Don Griesmann reminded me today in his blog about one of my pet year end peeves… the charity ratings that pop up in magazines like Forbes or are published on self-proclaimed watchdog sites like Charity Navigator. (I get particularly incensed at a business magazine editor claiming to know what the most effective charities are — give me a break.) With just under a million public charities in the US, there is no way that anyone could possibly know of every charity that is doing a great job.
One enormous hole in these rating systems is the lack of a handy report to measure societal impact. And you know that these raters are not investigating each and every charity firsthand. So these rating systems are mostly based on the information that can be gleaned from the Form 990. This results in too much attention on finances, in particular the ratio of program vs management/fundraising expenditures.
While it is a noble pursuit to try to help the public make more informed decisions about the charities they donate to, unfortunately, there is no easy rating system for measuring community benefit.? Here’s the problem with using low overhead as the determinate of effectiveness:
- The info on 990s, from which these systems receive their data, is unreliable. Studies of 990s show that there are many mistakes, with under reporting of fundraising expenses a frequently occurring error.? Show me two accountants, and I’ll show you two different methods of classifying expenses.

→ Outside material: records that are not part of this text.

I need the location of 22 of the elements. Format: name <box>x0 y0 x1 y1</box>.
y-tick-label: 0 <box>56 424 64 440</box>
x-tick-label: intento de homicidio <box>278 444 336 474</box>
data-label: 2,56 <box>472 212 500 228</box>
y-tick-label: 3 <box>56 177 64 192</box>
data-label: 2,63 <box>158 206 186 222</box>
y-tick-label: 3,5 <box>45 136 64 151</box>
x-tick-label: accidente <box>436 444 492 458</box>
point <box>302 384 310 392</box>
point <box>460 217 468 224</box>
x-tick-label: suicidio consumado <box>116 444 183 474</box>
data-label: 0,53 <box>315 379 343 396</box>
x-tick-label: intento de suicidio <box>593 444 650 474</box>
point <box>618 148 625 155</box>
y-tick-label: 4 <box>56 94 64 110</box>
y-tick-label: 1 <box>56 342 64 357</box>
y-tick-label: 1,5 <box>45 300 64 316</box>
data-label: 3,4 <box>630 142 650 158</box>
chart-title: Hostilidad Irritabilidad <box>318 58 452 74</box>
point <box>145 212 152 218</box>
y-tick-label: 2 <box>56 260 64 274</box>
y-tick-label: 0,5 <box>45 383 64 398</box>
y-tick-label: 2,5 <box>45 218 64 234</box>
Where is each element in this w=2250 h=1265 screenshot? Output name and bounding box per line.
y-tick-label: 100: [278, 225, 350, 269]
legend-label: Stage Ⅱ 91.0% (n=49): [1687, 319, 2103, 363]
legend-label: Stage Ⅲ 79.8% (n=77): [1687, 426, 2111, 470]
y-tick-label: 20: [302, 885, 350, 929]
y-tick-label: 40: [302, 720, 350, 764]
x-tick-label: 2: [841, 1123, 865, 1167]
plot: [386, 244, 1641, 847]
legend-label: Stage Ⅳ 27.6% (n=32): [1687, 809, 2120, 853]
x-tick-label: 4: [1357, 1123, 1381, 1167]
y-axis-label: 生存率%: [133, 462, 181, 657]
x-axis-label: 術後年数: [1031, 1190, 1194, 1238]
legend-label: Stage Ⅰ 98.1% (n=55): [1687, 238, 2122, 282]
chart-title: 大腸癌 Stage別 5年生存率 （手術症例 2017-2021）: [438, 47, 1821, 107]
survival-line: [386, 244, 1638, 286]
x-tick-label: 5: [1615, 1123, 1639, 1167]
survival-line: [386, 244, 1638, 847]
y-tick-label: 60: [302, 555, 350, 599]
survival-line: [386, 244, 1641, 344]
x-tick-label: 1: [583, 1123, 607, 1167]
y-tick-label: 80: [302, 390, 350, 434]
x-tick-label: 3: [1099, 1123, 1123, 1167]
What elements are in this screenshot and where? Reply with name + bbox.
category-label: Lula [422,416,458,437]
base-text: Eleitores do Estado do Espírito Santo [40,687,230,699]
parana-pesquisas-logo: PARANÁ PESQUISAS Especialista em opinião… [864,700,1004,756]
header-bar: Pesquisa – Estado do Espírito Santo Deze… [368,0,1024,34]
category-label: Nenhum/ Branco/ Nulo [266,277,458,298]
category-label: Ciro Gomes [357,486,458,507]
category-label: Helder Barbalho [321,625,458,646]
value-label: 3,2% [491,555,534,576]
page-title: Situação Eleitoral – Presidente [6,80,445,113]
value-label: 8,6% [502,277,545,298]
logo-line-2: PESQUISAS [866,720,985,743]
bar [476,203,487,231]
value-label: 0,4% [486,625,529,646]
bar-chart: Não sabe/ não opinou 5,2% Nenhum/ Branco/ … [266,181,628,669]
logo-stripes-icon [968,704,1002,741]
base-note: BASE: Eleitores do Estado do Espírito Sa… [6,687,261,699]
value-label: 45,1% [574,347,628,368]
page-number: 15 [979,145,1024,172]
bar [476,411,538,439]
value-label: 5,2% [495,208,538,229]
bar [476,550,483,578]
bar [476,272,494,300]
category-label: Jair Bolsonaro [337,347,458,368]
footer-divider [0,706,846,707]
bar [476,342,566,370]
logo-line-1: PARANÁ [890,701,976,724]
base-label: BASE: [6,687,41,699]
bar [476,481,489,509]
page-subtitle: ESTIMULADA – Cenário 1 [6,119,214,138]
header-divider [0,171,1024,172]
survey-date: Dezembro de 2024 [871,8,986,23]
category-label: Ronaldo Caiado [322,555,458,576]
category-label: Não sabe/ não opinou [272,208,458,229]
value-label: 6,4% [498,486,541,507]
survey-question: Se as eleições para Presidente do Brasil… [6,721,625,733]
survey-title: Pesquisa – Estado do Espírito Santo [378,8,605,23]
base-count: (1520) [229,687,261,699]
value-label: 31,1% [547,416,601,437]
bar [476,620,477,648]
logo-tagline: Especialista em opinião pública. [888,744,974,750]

- Less sophisticated organizations rarely use full cost accounting to its fullest to allocate program related overhead thereby disadvantaging themselves by showing excessive overhead.
- The more an organization relies on gifts from many individuals, the more likely they are to have higher fundraising costs. It just costs more to manage all of those relationships than it does to secure a few big grants or huge contributions of inkind services.
- Spending more on fundraising may also result in having more money available for program, period. A national organization I worked for ratched up its proportionate fundraising expenses which caused its ratio of program to overhead to drop from 75% to 70%. But at the end of the day, the organization was spending millions more dollars on program than it had at the lower overhead cost. Is that bad?